Pharmacy chief accused of stealing 200,000 oxy pills
NEW YORK - A major New York hospital's former pharmacy chief stole nearly 200,000 oxycodone pills from the medical center over more than five years and has been charged under a state drug-kingpin law more often aimed at accused street dealers, narcotics prosecutors said Tuesday.
Anthony D'Alessandro was arrested early Tuesday and awaiting arraignment.
While serving as Mount Sinai Beth Israel's pharmacy director for 14 years before his firing this spring, D'Alessando is accused of exploiting his access to the hospital's drug vault to grab oxycodone pills on nearly 220 different dates: about 100 at a time when he started in January 2009, but 1,500 at a time when the scheme came to light this spring, Brennan's office said. Hospital officials first approached him April 1 about the disappearing drugs, and he signed out another 1,500 pills the next day, prosecutors said.
City Special Narcotics Prosecutor Bridget Brennan's office is still investigating what became of the drugs but believe they ended up on the thriving black market for prescription painkillers, where the more than 193,000 missing pills could fetch a total of about $5.6 million.
"This case underscores the vigilance required when addictive medication with a high resale value is readily available - even to licensed professionals and trusted employees," Brennan said in a statement.
To account for the missing medicine, D'Alessandro made phony entries in an electronic inventory system to indicate that the drugs were being sent to a research pharmacy within the hospital, prosecutors said.
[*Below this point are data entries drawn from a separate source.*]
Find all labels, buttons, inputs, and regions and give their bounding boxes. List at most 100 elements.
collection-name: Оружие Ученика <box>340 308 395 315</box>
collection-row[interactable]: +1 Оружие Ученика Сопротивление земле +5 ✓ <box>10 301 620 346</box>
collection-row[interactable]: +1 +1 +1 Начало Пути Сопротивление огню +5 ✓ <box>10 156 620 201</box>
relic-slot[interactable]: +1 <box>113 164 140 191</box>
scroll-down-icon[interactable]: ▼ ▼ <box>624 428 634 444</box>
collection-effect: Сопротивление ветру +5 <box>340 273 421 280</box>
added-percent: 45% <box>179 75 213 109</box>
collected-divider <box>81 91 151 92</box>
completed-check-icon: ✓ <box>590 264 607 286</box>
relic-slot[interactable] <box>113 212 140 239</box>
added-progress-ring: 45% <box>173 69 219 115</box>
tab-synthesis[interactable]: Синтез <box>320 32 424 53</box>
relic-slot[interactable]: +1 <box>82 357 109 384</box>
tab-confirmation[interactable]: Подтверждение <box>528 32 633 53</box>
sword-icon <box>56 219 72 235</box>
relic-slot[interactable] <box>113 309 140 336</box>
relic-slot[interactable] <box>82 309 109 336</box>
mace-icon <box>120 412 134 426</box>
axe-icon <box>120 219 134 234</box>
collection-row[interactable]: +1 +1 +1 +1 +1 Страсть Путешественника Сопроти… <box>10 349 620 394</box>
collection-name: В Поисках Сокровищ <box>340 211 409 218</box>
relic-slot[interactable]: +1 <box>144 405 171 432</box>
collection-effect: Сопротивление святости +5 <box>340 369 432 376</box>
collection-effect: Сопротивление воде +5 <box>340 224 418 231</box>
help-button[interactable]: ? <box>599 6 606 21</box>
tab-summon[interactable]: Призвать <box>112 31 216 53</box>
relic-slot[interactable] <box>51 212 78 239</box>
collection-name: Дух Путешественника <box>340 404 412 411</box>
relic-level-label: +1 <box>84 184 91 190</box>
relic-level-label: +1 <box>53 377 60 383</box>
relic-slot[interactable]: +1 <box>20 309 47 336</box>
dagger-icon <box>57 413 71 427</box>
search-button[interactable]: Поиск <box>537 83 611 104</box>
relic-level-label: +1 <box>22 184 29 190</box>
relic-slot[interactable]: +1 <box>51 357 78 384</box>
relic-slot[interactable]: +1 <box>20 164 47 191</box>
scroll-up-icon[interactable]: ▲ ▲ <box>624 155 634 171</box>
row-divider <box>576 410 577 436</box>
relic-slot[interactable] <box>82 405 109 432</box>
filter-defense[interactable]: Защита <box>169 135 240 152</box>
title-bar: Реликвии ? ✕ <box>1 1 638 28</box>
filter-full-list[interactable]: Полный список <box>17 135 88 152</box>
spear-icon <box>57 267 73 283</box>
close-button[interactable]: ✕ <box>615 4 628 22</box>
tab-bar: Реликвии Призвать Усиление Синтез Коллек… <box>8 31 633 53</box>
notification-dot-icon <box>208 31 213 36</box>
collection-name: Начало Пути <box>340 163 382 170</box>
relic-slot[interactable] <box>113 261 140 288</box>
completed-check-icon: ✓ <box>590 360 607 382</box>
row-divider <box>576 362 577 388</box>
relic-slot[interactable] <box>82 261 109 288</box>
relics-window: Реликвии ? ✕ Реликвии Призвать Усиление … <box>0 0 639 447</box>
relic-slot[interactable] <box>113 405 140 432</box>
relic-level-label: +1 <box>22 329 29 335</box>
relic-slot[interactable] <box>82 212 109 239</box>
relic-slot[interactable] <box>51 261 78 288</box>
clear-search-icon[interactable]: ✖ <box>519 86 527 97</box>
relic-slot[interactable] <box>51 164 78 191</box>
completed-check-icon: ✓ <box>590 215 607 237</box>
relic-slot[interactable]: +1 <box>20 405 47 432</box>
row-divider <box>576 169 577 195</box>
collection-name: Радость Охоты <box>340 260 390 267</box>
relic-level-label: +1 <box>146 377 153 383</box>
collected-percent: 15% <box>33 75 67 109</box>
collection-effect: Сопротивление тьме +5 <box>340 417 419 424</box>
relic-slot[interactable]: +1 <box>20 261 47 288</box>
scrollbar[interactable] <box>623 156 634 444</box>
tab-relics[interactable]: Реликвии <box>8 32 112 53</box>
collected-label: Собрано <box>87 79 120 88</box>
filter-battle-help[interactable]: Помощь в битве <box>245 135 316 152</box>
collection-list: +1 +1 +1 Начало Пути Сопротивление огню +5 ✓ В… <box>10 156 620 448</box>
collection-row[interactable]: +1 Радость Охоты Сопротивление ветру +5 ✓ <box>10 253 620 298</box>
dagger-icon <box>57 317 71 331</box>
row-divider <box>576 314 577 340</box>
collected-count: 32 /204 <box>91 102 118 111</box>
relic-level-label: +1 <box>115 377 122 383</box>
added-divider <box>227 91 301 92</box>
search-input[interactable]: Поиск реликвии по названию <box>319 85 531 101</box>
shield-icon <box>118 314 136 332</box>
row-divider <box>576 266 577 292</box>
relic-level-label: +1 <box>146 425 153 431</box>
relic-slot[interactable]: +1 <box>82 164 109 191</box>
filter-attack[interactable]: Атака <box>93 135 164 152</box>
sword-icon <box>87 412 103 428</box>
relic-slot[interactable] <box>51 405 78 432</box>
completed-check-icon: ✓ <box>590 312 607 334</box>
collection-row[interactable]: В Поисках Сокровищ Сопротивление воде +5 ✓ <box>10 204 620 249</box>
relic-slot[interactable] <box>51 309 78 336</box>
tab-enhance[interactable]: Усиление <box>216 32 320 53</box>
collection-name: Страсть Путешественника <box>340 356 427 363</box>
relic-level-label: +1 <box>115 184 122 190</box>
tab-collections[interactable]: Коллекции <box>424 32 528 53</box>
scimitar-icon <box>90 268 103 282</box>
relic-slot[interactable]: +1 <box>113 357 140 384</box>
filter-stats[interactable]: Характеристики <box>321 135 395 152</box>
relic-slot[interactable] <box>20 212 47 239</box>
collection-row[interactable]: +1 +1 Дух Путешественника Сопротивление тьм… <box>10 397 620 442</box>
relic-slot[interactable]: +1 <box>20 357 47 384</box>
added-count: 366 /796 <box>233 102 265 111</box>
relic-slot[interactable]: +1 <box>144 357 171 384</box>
The pharmacy wasn't doing any oxycodone research at the time, and its staffers were unaware of the phony requisition slips, according to prosecutors.
The hospital launched the investigation in response to an anonymous letter, which came after D'Alessandro's longtime employer, Beth Israel Medical Center, merged into the Mount Sinai Health System in September.
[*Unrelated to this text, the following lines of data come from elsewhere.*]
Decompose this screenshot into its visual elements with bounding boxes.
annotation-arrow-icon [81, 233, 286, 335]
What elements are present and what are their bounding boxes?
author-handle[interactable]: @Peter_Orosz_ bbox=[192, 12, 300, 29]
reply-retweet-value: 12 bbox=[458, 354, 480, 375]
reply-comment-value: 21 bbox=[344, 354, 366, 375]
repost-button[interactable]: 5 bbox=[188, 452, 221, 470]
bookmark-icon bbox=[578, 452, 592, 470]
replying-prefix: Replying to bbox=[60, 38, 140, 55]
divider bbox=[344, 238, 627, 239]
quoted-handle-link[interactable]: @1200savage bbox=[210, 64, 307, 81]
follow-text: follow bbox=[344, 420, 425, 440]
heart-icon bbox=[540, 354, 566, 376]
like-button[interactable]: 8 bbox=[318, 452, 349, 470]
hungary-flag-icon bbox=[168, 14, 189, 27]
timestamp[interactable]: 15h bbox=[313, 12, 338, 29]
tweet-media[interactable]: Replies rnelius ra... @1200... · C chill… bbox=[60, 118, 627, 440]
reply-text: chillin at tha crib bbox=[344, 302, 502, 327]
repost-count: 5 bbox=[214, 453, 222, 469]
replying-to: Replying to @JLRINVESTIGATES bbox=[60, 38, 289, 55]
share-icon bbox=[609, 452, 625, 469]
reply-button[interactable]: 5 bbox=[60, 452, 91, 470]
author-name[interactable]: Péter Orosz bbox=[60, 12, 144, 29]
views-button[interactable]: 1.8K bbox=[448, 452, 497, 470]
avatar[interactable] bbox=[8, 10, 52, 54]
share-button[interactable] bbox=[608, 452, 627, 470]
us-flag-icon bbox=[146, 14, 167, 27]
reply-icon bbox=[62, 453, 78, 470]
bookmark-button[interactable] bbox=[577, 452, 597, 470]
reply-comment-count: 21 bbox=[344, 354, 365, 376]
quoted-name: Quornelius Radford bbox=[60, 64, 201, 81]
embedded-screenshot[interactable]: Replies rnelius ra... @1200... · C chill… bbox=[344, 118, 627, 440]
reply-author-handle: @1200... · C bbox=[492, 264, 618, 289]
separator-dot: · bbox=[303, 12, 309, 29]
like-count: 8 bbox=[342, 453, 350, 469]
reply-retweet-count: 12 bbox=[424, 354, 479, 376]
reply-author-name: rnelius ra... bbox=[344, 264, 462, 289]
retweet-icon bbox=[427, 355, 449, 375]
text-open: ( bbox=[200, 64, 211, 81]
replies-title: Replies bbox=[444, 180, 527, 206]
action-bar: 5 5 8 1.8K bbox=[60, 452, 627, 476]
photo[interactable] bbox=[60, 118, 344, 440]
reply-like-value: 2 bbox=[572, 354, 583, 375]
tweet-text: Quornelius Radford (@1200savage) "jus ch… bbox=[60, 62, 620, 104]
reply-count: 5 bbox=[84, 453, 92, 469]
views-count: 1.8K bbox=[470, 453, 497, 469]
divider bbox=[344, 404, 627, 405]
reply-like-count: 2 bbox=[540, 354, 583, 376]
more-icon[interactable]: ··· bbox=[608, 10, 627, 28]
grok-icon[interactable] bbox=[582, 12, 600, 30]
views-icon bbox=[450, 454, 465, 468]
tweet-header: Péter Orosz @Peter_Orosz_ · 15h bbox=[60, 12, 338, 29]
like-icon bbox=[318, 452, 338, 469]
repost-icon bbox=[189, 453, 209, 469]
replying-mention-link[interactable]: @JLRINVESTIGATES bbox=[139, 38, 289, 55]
The hospital noted in a statement that it brought the case to authorities and fired D'Alessandro.
D'Alessandro, 47, was facing charges including a major drug trafficking offense that carries the potential for life in prison. It's the first time Brennan's office, which focuses on drug cases citywide, has deployed the 2009 law against a pharmacist. It couldn't immediately be determined whether any other prosecutors around the state have done so. Less than 60 arrests have been made statewide under the law since its inception, state Division of Criminal Justice Statistics data show.
Prosecutors say D'Alessandro also filled at least seven fraudulent prescriptions, written in a relative's name, from the hospital pharmacy.
Around the country, at least a few other hospital pharmacists have been accused of stealing drugs they were supposed to dispense.
In 1998, a onetime pharmacy director at another Manhattan hospital pleaded guilty to a federal drug-distribution charge for taking about $60,000 worth of cancer drugs, antidepressants and other medications and selling them for cash, and he was sentenced to just over a year in prison.
More recently, a pharmacy manager was charged in 2008 with stealing a generic form of the stimulant Ritalin from a North Carolina hospital.